Dalla Puglia con mainstream

Se dal produrre e suonare jazz derivassero risorse economiche, la Puglia potrebbe rivendicare, anche in questo settore, la cosiddetta autonomia differenziata, unendosi  a quel gruppo di Regioni che, in ragione dei risultati raggiunti in alcuni settori produttivi,  stanno richiedendo al Governo di disporre di maggiori margini decisionali. Nella realtà dei fatti, preso atto che l’investimento rimane solo in cultura e buone vibrazioni,  rimane la constatazione che in questa regione si è consolidato un ricco e prolifico ambiente musicale da cui regolarmente provengono novità di cui dare conto. Come questi due album giunti sul mercato quasi contemporaneamente da parte di due navigati musicisti baresi più o meno coetanei, con alle spalle una solida fama a livello nazionale e numerose esperienze anche fuori dai confini italiani. “Parents“, del chitarrista Guido Di Leone, vede protagonista il trio completato dal contrabassista Paolo Benedettini e dal trombettista statunitense Jim Rotondi, esponente di spicco dell’ambiente mainstream di New York prima del recente tarsferimento in Austria.

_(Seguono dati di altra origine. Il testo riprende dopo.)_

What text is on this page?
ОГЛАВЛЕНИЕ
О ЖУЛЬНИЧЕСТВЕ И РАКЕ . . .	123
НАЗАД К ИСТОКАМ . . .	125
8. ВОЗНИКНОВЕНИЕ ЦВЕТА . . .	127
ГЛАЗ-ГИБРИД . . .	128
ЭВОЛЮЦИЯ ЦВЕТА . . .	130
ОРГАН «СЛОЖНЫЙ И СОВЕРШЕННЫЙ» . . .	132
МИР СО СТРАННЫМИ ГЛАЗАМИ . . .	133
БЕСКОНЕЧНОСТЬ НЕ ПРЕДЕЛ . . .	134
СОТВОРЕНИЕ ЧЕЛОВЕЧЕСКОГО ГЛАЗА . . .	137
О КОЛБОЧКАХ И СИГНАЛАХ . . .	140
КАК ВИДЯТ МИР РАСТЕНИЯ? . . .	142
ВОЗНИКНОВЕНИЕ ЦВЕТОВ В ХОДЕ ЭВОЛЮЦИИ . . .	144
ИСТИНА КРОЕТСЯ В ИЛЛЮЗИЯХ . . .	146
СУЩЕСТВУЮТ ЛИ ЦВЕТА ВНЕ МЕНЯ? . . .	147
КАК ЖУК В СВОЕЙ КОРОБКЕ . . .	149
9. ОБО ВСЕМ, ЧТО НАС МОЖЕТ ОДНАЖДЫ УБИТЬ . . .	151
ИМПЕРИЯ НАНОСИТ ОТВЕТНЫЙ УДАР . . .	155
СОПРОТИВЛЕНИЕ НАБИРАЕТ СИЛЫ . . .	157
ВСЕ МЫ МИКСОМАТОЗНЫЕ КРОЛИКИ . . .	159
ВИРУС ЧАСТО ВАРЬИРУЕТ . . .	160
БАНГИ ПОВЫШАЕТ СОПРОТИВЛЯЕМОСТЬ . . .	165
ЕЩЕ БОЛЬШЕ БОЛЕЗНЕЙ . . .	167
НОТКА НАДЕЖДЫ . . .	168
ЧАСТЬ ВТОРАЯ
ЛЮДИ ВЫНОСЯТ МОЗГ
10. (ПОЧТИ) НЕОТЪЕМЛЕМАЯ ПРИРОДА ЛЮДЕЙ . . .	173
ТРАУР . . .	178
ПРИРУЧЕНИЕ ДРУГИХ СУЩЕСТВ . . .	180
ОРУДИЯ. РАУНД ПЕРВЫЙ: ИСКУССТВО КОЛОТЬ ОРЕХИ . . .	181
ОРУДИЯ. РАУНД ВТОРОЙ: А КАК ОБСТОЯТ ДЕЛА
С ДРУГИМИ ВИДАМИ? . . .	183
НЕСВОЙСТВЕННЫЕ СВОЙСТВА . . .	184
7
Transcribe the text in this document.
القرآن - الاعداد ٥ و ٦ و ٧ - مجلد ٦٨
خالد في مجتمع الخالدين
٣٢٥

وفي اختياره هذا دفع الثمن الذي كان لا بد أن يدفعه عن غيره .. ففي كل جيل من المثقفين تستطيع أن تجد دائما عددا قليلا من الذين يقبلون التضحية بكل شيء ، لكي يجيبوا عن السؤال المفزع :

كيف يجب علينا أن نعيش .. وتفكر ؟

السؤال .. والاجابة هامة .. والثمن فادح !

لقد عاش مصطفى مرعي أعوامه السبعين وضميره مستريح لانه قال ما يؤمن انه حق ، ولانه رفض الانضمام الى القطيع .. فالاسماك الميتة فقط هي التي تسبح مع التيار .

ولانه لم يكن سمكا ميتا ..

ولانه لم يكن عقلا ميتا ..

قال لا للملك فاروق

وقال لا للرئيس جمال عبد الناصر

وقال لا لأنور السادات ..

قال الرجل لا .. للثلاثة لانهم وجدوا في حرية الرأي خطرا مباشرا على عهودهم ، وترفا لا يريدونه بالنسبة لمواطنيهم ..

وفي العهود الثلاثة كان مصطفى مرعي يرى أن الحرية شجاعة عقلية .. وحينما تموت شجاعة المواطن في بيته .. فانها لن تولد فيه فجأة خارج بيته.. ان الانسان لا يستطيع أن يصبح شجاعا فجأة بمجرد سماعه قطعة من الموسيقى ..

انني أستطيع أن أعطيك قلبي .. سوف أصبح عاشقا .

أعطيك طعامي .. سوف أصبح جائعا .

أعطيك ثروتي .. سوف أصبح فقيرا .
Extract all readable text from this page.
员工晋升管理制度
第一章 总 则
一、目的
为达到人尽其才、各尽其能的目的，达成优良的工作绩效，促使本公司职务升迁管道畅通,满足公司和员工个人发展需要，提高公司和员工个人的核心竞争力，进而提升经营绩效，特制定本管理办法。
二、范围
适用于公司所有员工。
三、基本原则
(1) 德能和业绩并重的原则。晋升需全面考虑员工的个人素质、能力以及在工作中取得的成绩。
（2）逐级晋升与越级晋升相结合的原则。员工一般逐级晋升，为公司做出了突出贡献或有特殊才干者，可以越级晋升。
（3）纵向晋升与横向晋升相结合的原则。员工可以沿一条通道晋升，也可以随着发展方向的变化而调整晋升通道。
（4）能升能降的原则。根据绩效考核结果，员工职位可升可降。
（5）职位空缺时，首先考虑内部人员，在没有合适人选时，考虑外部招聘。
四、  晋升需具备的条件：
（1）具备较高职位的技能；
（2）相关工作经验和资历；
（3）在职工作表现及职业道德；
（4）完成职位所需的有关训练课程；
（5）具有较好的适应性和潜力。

La proposta, a scapito della essenzialità della formula, è ricca di sfumature e climi diversi, con il comun denominatore della propensione melodica e della accurata ricerca timbrica. Le corde del leader e del contrabbasso si intrecciano con naturalezza alla puntuale ed estroversa pronuncia della tromba di Rotondi in un gioco di equilibri che trova i momenti più coinvolgenti nei brani  dall’ andamento più movimentato e con qualche asperità tematica come “Phrigian sound connotation” a firma di Di Leone, la suggestiva “Bruno’s line” firmata da Benedettini, o l’iniziale “O.M” di Rotondi . Non manca la parte riservata alle ballads, -“Leaving” di Richie Beirach e l’originale “From the chinese song“- ,  un omaggio al Brasile di Jobim con “Você vai ver” e due all’era dell’hard bop come “Minority” di Gigi Gryce e “Little Karin” di Benny Golson, nella quale fa il suo esordio alla tromba il nipote di Di Leone, Alberto. Il disco si chiude sul passo a due di “What’s new“,  standard di lungo corso a firma Bobby Haggard, reso con raffinata semplicità dalla chitarra e dal contrabbasso.

208-DiModugno

Un break della batteria di Massimo Manzi introduce, invece, “Impressions” di Coltrane, una delle due  covers insieme a “Who can I turn to ” di  Anthony Newley,  resa celebre da Tony Bennet anche in duo con Bill Evans, di “Songs from the soul“,  protagonista il  quintetto allestito dall’hammondista Vito di Modugno: il brano è una  una sorta di presentazione del gruppo, con spazi riservati alle tastiere del leader, all’aggressivo  sax di Michele Carrabba, ed alla chitarra di Pietro Condorelli. Formazione che dal brano successivo, l’intensa ballad “Flying Birds“, si amplia a comprendere la profonda ed espressiva voce di Patrizia Conte, strumento capace di spaziare fra i colori gospel di “Mother“, l’intensità soul della title track, le esplosioni della ballad conclusiva “Where you are“, solo voce e hammond,  e la spigliata verve funky con accenni rap di “Runway world”. Un caleidoscopio di stili che si completa, nei brani solo strumentali,  con il  mainstream  di “Brother Mike“, il perentorio  funk di “Dr Nick” e l’incrocio fra jazz e tradizione popolare de “Il ballo della sposa pugliese”.  “Canzoni dall’anima” condotte con abile regia del leader in un disegno collettivo che non lesina spunti e spazi solisti per tutti i partecipanti.